John Fry, the college's president, said the incident has accelerated the next stage of security measures that had been in the works, including adding additional video cameras off campus that will be monitored by university security. Still, Fry said how a college responds to an incident isn't as important as what steps it takes before an incident occurs.

“My belief is that when a terrible thing happens, institutions panic, and the reaction is to make it completely into a public safety issue, but they don’t deal with systemic issue that they generally have," Fry said.

While he was executive vice president at the University of Pennsylvania, Fry said he worked with the surrounding Philadelphia neighborhood to bolster safety watch programs and increase off-campus patrols.

When he arrived at Franklin & Marshall, he said he saw a "broken-down neighborhood" that was inviting for potential criminals. Fry has tried to spur economic development in the area. He helped institute a homebuyer initiative program for local residents and is providing some students in the class of 2009 the option of signing four-year leases to live in apartments just off campus -- with the thought that long-term neighbors have a more vested interest in keeping their surroundings safe.

“If you don’t combat deterioration, you don’t combat a high-crime area,” Fry said. “Policing helps, but in the end, give people amenities and choices. More people watching over the streets mean that the bad guys tend not to prey there.”

Fry said before worrying about the surrounding neighborhood, colleges need to first make sure their own campus is secure.
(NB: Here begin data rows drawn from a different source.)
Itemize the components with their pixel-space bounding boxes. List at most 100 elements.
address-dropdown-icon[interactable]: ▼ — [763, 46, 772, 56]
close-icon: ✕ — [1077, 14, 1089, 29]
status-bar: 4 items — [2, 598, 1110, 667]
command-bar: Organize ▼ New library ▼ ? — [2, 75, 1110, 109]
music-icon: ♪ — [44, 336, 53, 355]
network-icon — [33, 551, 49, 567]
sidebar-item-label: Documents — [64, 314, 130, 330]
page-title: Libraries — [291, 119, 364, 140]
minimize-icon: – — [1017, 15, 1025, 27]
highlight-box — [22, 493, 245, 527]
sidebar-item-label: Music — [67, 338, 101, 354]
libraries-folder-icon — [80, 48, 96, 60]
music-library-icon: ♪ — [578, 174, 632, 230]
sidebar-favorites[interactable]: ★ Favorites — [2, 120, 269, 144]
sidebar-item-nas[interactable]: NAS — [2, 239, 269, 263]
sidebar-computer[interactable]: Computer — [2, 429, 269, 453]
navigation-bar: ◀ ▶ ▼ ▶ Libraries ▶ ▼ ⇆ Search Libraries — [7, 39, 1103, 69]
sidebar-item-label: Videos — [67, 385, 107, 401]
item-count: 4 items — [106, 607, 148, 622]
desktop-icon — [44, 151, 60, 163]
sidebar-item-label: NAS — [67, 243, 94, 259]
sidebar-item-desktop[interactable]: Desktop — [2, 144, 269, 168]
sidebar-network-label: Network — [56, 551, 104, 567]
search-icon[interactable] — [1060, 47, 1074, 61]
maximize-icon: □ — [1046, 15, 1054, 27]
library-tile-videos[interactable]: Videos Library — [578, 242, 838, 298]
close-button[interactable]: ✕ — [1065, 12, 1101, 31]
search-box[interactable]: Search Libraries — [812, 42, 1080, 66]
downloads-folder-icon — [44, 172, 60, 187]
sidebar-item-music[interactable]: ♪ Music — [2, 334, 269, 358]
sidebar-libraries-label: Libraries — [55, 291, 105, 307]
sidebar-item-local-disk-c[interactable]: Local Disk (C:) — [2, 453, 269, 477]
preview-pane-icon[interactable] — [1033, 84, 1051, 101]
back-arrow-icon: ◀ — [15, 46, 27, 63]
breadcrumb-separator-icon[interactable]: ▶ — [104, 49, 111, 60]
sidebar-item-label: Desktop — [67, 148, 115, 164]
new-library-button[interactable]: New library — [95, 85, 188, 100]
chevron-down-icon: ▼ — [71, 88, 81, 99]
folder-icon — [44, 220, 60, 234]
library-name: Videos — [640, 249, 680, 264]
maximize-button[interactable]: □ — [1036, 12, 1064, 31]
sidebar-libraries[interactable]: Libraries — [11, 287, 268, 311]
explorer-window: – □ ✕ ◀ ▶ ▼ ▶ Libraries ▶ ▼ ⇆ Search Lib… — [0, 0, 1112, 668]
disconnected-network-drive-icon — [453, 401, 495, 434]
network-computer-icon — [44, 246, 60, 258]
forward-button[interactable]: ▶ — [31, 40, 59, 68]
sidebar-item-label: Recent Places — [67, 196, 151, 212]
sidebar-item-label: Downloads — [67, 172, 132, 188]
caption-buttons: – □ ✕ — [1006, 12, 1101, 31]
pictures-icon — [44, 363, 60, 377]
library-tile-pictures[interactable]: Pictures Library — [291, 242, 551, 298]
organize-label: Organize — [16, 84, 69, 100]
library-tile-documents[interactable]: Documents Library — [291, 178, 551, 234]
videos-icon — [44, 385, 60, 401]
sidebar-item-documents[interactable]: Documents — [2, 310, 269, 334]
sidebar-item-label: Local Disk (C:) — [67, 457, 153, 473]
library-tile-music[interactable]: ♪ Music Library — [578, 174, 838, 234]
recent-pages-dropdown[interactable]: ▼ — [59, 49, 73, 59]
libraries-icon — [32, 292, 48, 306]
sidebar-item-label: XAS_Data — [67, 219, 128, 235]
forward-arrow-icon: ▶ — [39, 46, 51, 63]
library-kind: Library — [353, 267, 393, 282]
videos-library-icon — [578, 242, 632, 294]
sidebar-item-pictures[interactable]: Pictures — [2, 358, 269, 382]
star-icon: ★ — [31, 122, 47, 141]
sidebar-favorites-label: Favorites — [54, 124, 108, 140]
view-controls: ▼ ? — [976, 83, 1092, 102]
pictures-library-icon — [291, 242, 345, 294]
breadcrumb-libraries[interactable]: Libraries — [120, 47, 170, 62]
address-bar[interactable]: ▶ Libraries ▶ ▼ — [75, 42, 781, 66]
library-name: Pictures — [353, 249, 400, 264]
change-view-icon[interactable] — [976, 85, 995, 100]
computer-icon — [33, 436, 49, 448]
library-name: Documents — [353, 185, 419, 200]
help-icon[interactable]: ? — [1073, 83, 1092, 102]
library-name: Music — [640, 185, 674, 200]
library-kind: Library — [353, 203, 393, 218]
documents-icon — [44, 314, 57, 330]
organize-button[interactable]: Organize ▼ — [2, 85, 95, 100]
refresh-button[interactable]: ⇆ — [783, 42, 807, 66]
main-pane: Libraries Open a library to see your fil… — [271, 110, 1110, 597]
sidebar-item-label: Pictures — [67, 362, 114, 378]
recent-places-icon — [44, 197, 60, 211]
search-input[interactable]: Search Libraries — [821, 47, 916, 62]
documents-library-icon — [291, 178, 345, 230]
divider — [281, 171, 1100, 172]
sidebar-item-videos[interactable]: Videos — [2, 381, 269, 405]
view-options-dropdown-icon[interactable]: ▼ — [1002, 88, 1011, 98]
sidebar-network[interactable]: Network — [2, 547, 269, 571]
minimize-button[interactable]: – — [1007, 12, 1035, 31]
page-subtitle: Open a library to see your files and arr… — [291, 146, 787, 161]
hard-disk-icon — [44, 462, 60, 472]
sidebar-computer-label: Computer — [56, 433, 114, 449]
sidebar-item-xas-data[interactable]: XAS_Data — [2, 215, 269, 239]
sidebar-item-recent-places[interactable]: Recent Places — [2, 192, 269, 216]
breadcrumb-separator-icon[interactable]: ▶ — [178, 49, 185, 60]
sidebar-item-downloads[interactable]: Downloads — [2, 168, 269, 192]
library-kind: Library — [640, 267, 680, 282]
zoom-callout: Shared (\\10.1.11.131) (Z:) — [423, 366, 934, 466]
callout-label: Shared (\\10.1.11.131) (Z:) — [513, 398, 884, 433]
Kevin Kruger, associate executive director at the National Association of Student Personnel Administrators, said many colleges have beefed up security since Sept. 11, adding 9-1-1 call boxes and increasing lighting. Airport-like security inside classroom buildings isn't the norm, but colleges bring out the apparatus for special events.

“The idea of having metal detectors on campus is nothing new,” Kruger said. “When you have an event, particularly one that’s going to attract people from off campus, it’s commonplace to have stringent security.”

Kruger said he doesn’t see the increased security as an assault on student freedom. “The institution has to protect the welfare of students,” he said. “If that means bag searches, pat-downs or metal detectors, so be it. That’s the environment in which we live. It’s hard to make a privacy case when you are balancing the needs of a larger population.”

Neither the University of Pittsburgh nor Carnegie Mellon University, colleges that are within miles of Duquesne, said they plan on making changes to their security policies because of the incident.

Lieut. John Race, assistant director of security at Carnegie Mellon, said he considers it an isolated incident. “I’m surprised we have had as little outcry as we have on campus,” he said. “It’s unsettling, but nothing has changed. There are a lot of universities in the middle of cities that haven’t had any problems, are we are one of them.”

Race said the university does not use metal detectors unless it suspects that a group coming from off campus might be armed. John Fedele, a spokesman for the University of Pittsburgh, said portable detectors can be used for events that involve prominent figures. 

Kruger said student affairs officials and campus police try to find a middle ground when it comes to security. He said if there are disagreements, it's sometimes police seeking more stringent measures, and student affairs personnel worrying that they will negatively affect the student experience.